Transportasi Menuju Wakatobi

Karena sebagai gerbangnya Wakatobi adalah Pulau Wangiwangi, maka pulau itu menjadi tempat pertama kita menginjakkan kaki. Untuk melakukan trip Wakatobi dari Jakarta tentu haruslah naik pesawat. Nah biasanya penerbangan yang ada adalah dari Jakarta menuju Kendari atau menuju Baubau. Kemudian dari Pelabuhan Kendari dilanjutkan dengan menggunakan kapal ferry kayu ke Pulau Wangiwangi. Alternatif lain, penerbangan dari Jakarta transit di Makassar menuju Kendari baru berganti pesawat menuju Wakatobi. Di Wakatobi ada Bandara Matahora yang hanya disinggahi satu kali penerbangan setiap harinya. Yaitu Pesawat ATR25-600/700 yang dioperasikan Wings Air dengan rute Kendari-Wakatobi pulang pergi.
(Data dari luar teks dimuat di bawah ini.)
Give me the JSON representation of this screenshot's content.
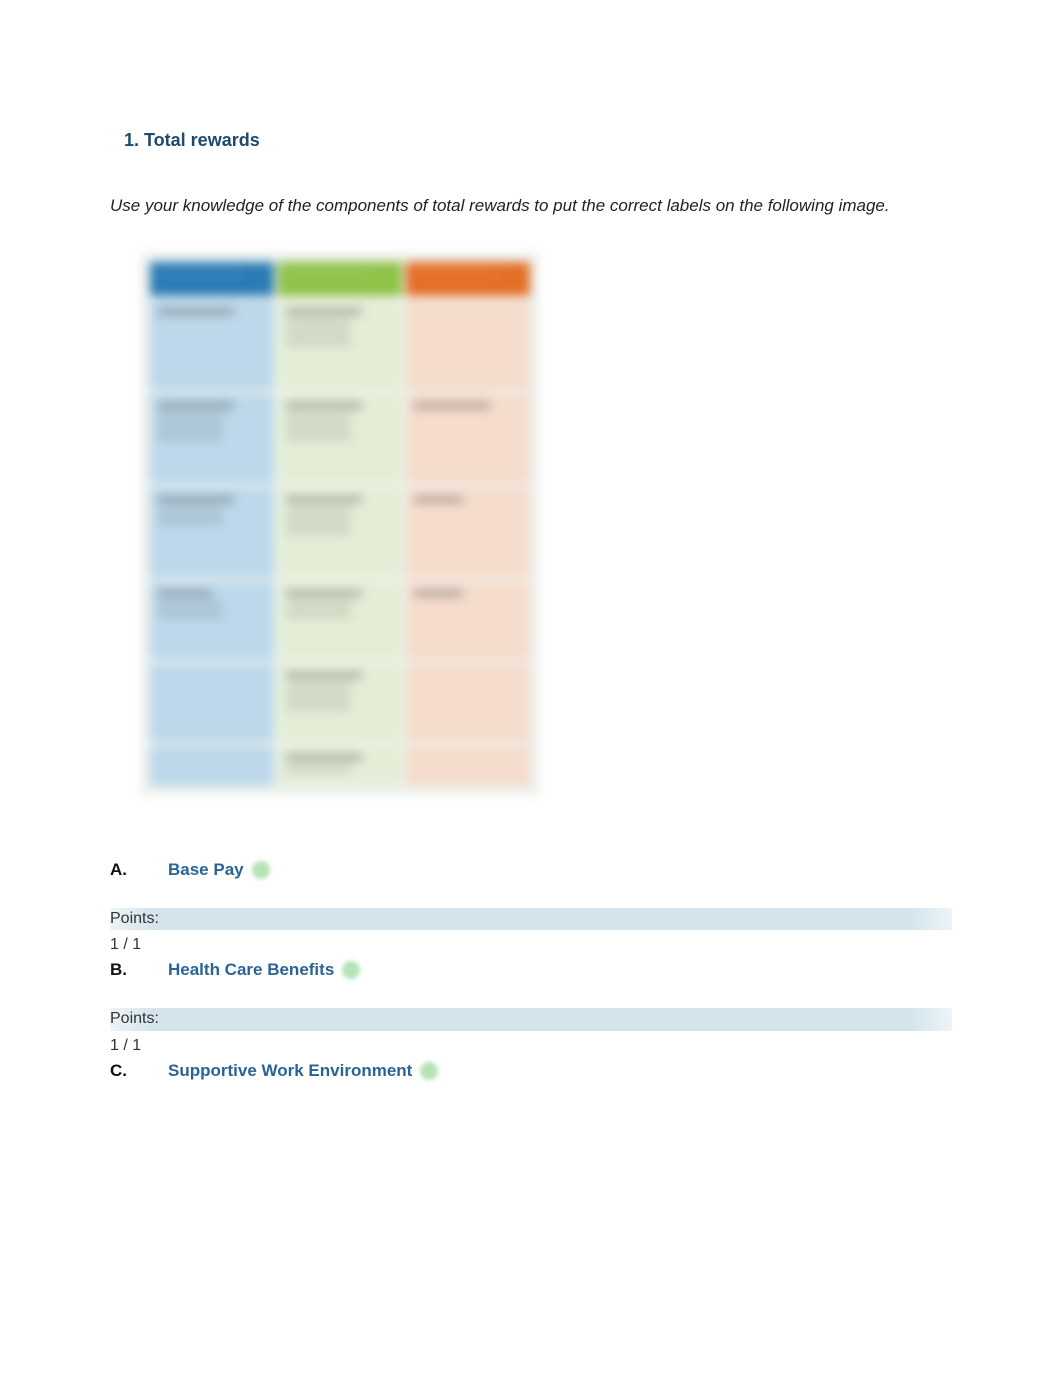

Namun sekarang (per Maret 2016) rute baru sedang disiapkan. Karena animo wisatawan yang tinggi, dan sigapnya pemerintah mengakomodir kebutuhan transportasi, rute baru dari Bali pun dibuka. Untuk mempersiapkan hal itu, penambahan dimensi runway akan dilakukan sehingga beberapa maskapai penerbangan bisa landing dan take off disini. Dan fasilitas parkir pesawat juga akan diperluas setidaknya mampu menampung 4 pesawat ukuran ATR. Nah bila rute penerbangan baru ini terealisasi, setidaknya kita bisa menghemat waktu, tenaga juga mungkin uang untuk menuju ke Wakatobi.

Tips Singkat Wisata Wakatobi

Untuk yang sudah siap-siap liburan ke Wakatobi, ada baiknya cek lagi perlengkapan yang akan dibawa. Dan jangan lupa ikuti tips kecil berikut.

  • Bawa kamera underwater
  • Pakai sunblock
  • Kalau bisa sudah memiliki dive license, sehingga bisa mengeksplore seluruh area diving
  • Persiapkan uang cash di area kota
  • Waktu terbaik untuk kesini adalah Januari-Februari (walau musim hujan, namun tidak menghalangi jika ingin diving), Peak Season sekitar bulan April-Mei dan bulan September-November. Walau selain itu, sepanjang tahun Wakatobi terbuka bagi semua wisatawan

Nah itulah ulasan Wakatobi dengan segala kekayaan alamnya. Bagaimana, tertarik untuk diving di Wakatobi? Yuk berangkat ke Wakatobi!